Hi,
(I can't remember if this has been suggested or shot down before; I might have a need for something like this soon, so I'd appreciate guidance on it.)
How hard would it be, do people think, to provide from Drei something like a regexp-token-syntax class, such that it becomes straightforward for people to define simple tokenizing syntaxes?
An example might help; I'd like to be able to do
(define-token-syntax chord-ontology () ("(([A-G])(s|ss|b|bb)?):(([0-9](,[0-9])*))" ((root pitch accidental) pitches)) (t error-token))
and have that be essentially all that's necessary to be able to use the syntax in interesting ways, such as:
* being able to do (accept 'chord-ontology-token) and have the user input coloured in red unless it's valid, and be given the parse tree on return;
* being able to use Chord Ontology syntax in a buffer, where there is no parse per se, but the buffer is lexed according to the token syntax.
Is this sensible, worthwhile, possible, easy? I would have thought that we would have essentially all the components already, and it was a matter of gluing them together, but maybe I'm forgetting a snag?
Cheers,
Christophe
[ In my example, the nesting in the symbolic names is intended to correspond to register groups; in that example, "As:(1,3)" is intended to generate the equivalent of
(make-instance 'chord-ontology-token 'root (make-instance 'root 'pitch "A" 'accidental "s") 'pitches "1,3")
I hope that my intent is reasonably clear. ]
Christophe Rhodes csr21@cantab.net writes:
- being able to do (accept 'chord-ontology-token) and have the user input coloured in red unless it's valid, and be given the parse tree on return;
This sounds very useful for all the various kinds of special-purpose textual input formats applications are likely to use.
- being able to use Chord Ontology syntax in a buffer, where there is no parse per se, but the buffer is lexed according to the token syntax.
I don't understand this. How would you have a buffer syntax with "no parse per se"?
Is this sensible, worthwhile, possible, easy? I would have thought that we would have essentially all the components already, and it was a matter of gluing them together, but maybe I'm forgetting a snag?
I would think this is possible, we already have a state machine, cl-automaton, I think it can be adapted for this purpose.
Troels Henriksen athas@sigkill.dk writes:
Christophe Rhodes csr21@cantab.net writes:
- being able to use Chord Ontology syntax in a buffer, where there is no parse per se, but the buffer is lexed according to the token syntax.
I don't understand this. How would you have a buffer syntax with "no parse per se"?
Sorry, I meant that there would be no parse for the buffer beyond a sequence of tokens.
Is this sensible, worthwhile, possible, easy? I would have thought that we would have essentially all the components already, and it was a matter of gluing them together, but maybe I'm forgetting a snag?

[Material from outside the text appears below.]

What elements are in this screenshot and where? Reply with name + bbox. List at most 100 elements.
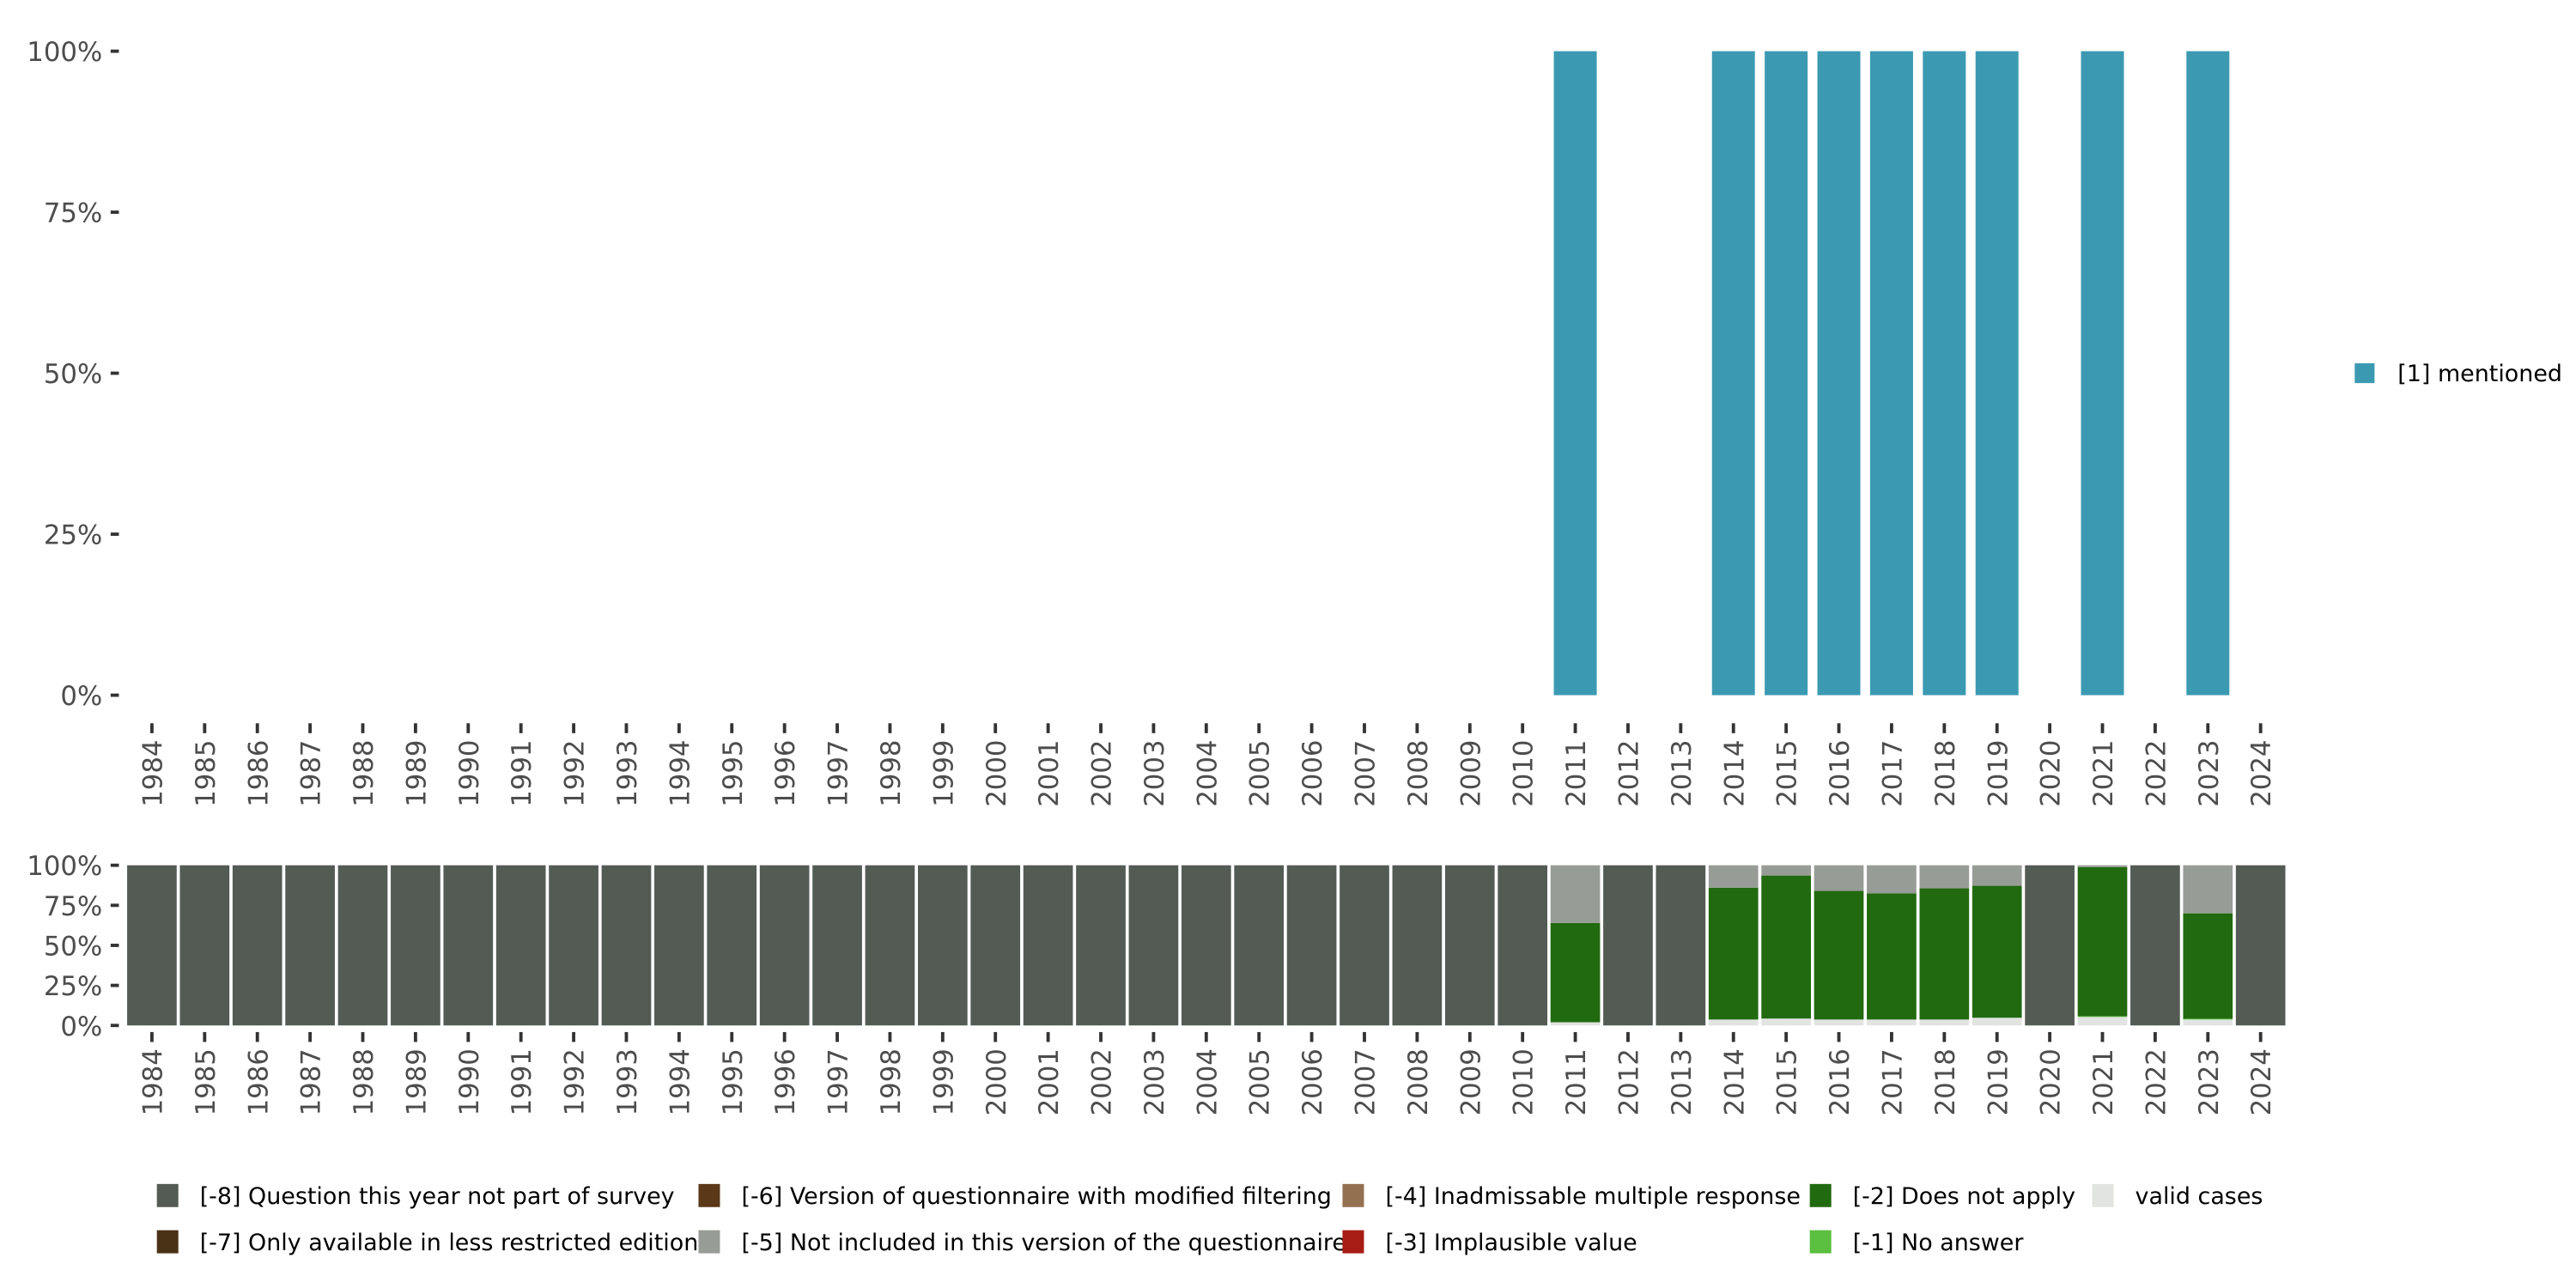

I would think this is possible, we already have a state machine, cl-automaton, I think it can be adapted for this purpose.
OK, good.
(Annoyingly, I realised after I posted that some of the mini languages that I have a need to support include elements that are not regular: the common case is properly-nesting balanced comments. I don't know the capabilities of cl-automaton; can it represent such things?)
Cheers,
Christophe
Christophe Rhodes csr21@cantab.net writes:
Sorry, I meant that there would be no parse for the buffer beyond a sequence of tokens.
Oh yeah, this should be trivial. A parse tree of some sort is always necessary for redisplay and other things, hence my question.
(Annoyingly, I realised after I posted that some of the mini languages that I have a need to support include elements that are not regular: the common case is properly-nesting balanced comments. I don't know the capabilities of cl-automaton; can it represent such things?)
I'm pretty sure cl-automaton as it stands only implements regular expressions. I do not know whether it can reasonably be extended or not, but for simplish things like balancing, I'd wager it can.